AgentSkillsCN

privacy-data-desensitizer

当用户需要扫描工作区内的文档,对其中的敏感信息进行脱敏处理,尤其出于隐私合规或数据保护的目的时,该技能会自动识别并替换特定类型的敏感数据(电话/传真号码、社会安全号码、电子邮件地址、信用卡号、IP地址)为统一的占位符“/hidden/”,同时保留其余所有内容。它支持多种文件格式(txt、csv、json、md、log),并按照一致的命名规范生成脱敏后的副本。当用户提及“隐私脱敏”“数据匿名化”“敏感信息移除”,或在处理包含个人身份信息(PII)的文档时,可使用此技能。

SKILL.md
--- frontmatter
name: privacy-data-desensitizer
description: When the user needs to scan and desensitize sensitive information in documents across a workspace, particularly for privacy compliance or data protection purposes. This skill automatically identifies and replaces specific types of sensitive data (phone/fax numbers, social security numbers, email addresses, credit card numbers, IP addresses) with a uniform placeholder like '/hidden/' while preserving all other content. It handles multiple file formats (txt, csv, json, md, log) and creates desensitized copies with consistent naming conventions. Use this skill when users mention 'privacy desensitization', 'data anonymization', 'sensitive information removal', or when working with documents containing personal identifiable information (PII).

Instructions

Objective

Scan all documents in the user's workspace, identify specific types of sensitive information, and create desensitized copies where all sensitive data is replaced with /hidden/. The original files must remain unchanged.

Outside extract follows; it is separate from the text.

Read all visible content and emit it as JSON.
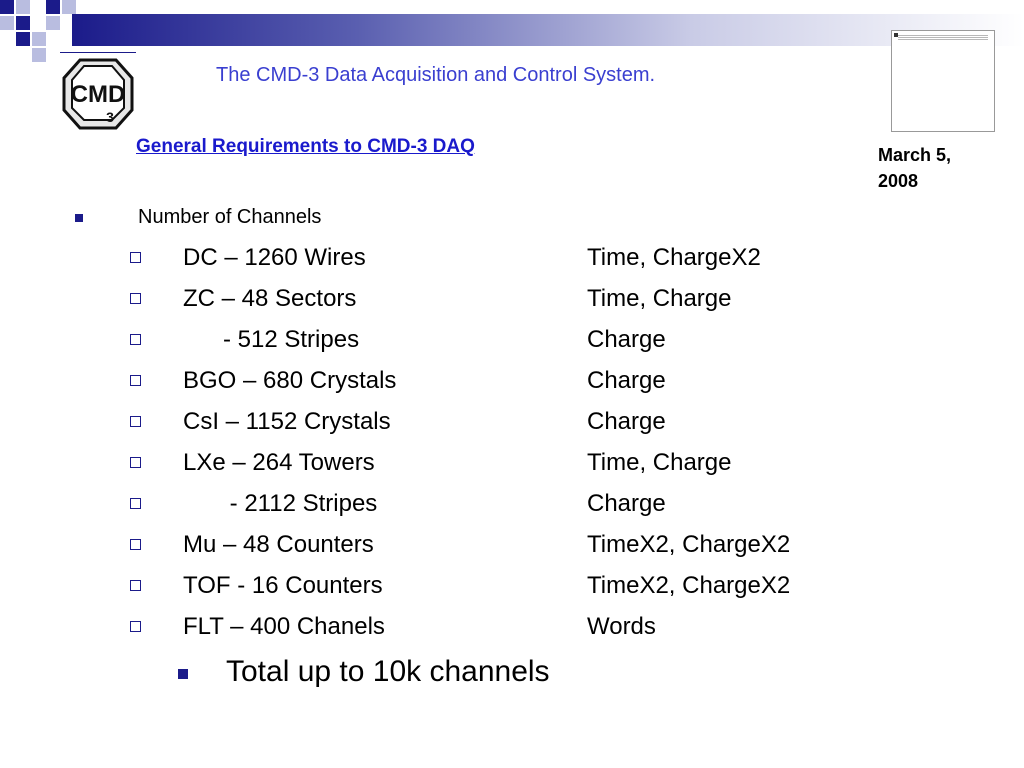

Sensitive Information Types

Only process and replace the following data types, even if they appear to be pseudo, mimic, or duplicated:

  1. Phone/Fax numbers: Includes formats like (555) 123-4567, 555-123-4567, 555.123.4567, and 1-800-XXX-XXXX (both numeric and alphanumeric like 1-800-HOTEL-HELP).
  2. Social Security Numbers (SSN): Format XXX-XX-XXXX.
  3. Email addresses: Standard email format user@domain.com.
  4. Credit card numbers: 16-digit cards (with or without separators), Amex format (4-6-5 digits), and scientific notation (e.g., 4.11E+15).
  5. IP addresses: IPv4 format XXX.XXX.XXX.XXX.

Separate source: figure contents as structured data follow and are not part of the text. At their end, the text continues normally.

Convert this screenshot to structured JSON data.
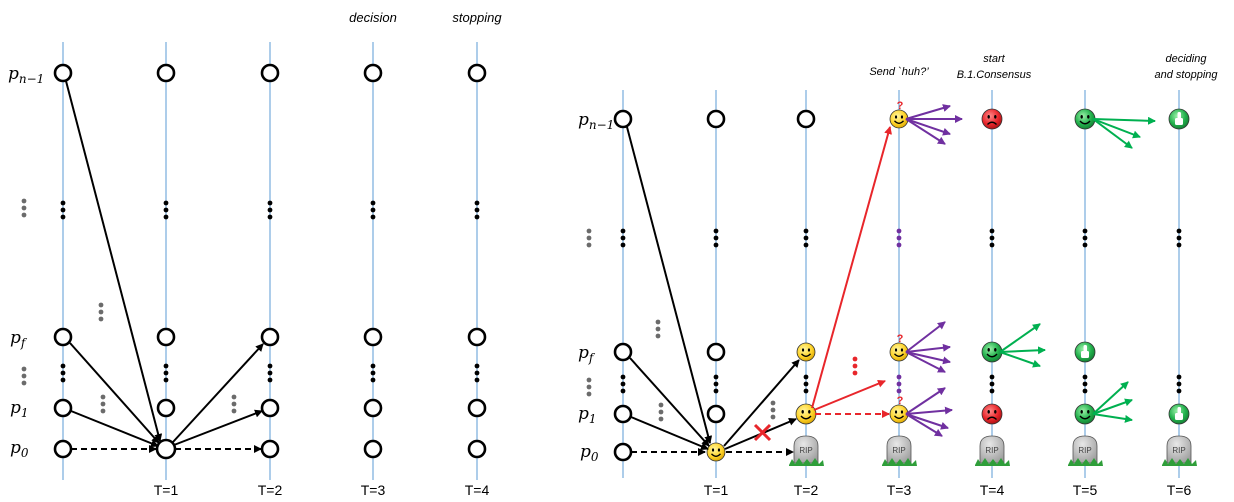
{
  "left_panel": {
    "process_labels": {
      "pn1": "p",
      "pn1_sub": "n−1",
      "pf": "p",
      "pf_sub": "f",
      "p1": "p",
      "p1_sub": "1",
      "p0": "p",
      "p0_sub": "0"
    },
    "time_labels": [
      "T=1",
      "T=2",
      "T=3",
      "T=4"
    ],
    "top_labels": {
      "t3": "decision",
      "t4": "stopping"
    }
  },
  "right_panel": {
    "process_labels": {
      "pn1": "p",
      "pn1_sub": "n−1",
      "pf": "p",
      "pf_sub": "f",
      "p1": "p",
      "p1_sub": "1",
      "p0": "p",
      "p0_sub": "0"
    },
    "time_labels": [
      "T=1",
      "T=2",
      "T=3",
      "T=4",
      "T=5",
      "T=6"
    ],
    "top_labels": {
      "t3": "Send `huh?’",
      "t4_line1": "start",
      "t4_line2": "B.1.Consensus",
      "t6_line1": "deciding",
      "t6_line2": "and stopping"
    },
    "tombstone_text": "RIP",
    "huh_mark": "?"
  },
  "colors": {
    "timeline": "#5b9bd5",
    "arrow_black": "#000000",
    "arrow_red": "#e8262b",
    "arrow_purple": "#7030a0",
    "arrow_green": "#00b050",
    "smiley_yellow": "#ffd42a",
    "sad_red": "#e8262b",
    "happy_green": "#22b14c",
    "dots_gray": "#6b6b6b"
  }
}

Do not modify any information not on this list.

Core Workflow

1. Discover the Workspace

  • Use filesystem-list_allowed_directories to find the root workspace path.
  • Use filesystem-directory_tree or filesystem-list_directory on that path to get a list of all files.
  • Exclude the target output directory desensitized_documents/ from the list of files to process.

2. Analyze File Contents

  • Read the content of all target files using filesystem-read_multiple_files.
  • Visually scan the content to confirm the presence of the specified sensitive data types.

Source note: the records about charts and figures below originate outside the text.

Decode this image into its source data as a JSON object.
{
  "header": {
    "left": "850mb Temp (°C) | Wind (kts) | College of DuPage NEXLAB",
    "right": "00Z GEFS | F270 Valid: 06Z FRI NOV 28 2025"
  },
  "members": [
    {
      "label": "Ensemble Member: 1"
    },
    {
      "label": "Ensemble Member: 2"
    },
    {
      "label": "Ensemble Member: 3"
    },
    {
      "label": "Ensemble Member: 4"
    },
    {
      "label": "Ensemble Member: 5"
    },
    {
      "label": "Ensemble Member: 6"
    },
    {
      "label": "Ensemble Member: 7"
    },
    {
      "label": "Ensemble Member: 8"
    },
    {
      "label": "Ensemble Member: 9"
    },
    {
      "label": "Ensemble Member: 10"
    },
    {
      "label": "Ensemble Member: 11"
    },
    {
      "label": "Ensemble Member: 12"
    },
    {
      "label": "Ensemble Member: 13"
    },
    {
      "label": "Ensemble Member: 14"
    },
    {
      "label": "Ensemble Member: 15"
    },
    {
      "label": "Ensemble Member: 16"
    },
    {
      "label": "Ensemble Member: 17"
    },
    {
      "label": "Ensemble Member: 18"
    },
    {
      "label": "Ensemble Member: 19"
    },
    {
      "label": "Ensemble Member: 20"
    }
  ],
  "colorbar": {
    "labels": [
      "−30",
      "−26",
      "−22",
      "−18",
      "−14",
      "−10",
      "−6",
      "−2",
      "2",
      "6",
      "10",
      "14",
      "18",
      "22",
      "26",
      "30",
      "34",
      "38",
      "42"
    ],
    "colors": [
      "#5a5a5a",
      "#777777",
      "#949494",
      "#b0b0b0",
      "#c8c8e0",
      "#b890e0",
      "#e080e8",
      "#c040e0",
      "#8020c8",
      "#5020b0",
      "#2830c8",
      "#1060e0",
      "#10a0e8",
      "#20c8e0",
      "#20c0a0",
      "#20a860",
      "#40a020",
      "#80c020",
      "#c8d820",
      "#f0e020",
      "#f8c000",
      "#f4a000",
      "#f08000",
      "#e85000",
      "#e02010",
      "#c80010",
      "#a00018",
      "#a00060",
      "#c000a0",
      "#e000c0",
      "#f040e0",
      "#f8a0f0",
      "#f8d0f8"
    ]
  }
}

3. Execute Desensitization

  • Primary Method: Run the bundled Python script scripts/desensitize.py. This is the preferred, reliable method.
    • The script will process all files, create the desensitized_documents/ directory, and save the modified copies.
  • Alternative (Manual): If script execution fails, implement the desensitization logic directly using local-python-execute with the core logic defined in references/patterns.md.

4. Verify Results

  • Read a sample of the generated files from desensitized_documents/ to ensure:
    • All specified sensitive data is replaced with /hidden/.
    • File structure, formatting, and non-sensitive content are preserved.
    • Filenames follow the convention: original_filename_desensitized.extension.
  • Optionally, run a final count of replacements to provide a summary to the user.

Output Requirements

  • Save all desensitized files in a subdirectory named desensitized_documents/.
  • Each output file must be named: [original_basename]_desensitized.[original_extension].
  • Do not add any other files to the output directory.
  • Provide the user with a summary including the number of files processed and types of data replaced.

Key Considerations

  • Order of Operations: Regex patterns must be applied in a specific order to avoid conflicts (e.g., processing 1-800 numbers before generic phone patterns).
  • Precision: Use word boundaries (\b) in regex patterns to avoid false positives (e.g., not matching dates as IP addresses).
  • Preservation: The replacement should occur exactly at the location of the sensitive data, without altering surrounding punctuation, spacing, or structure.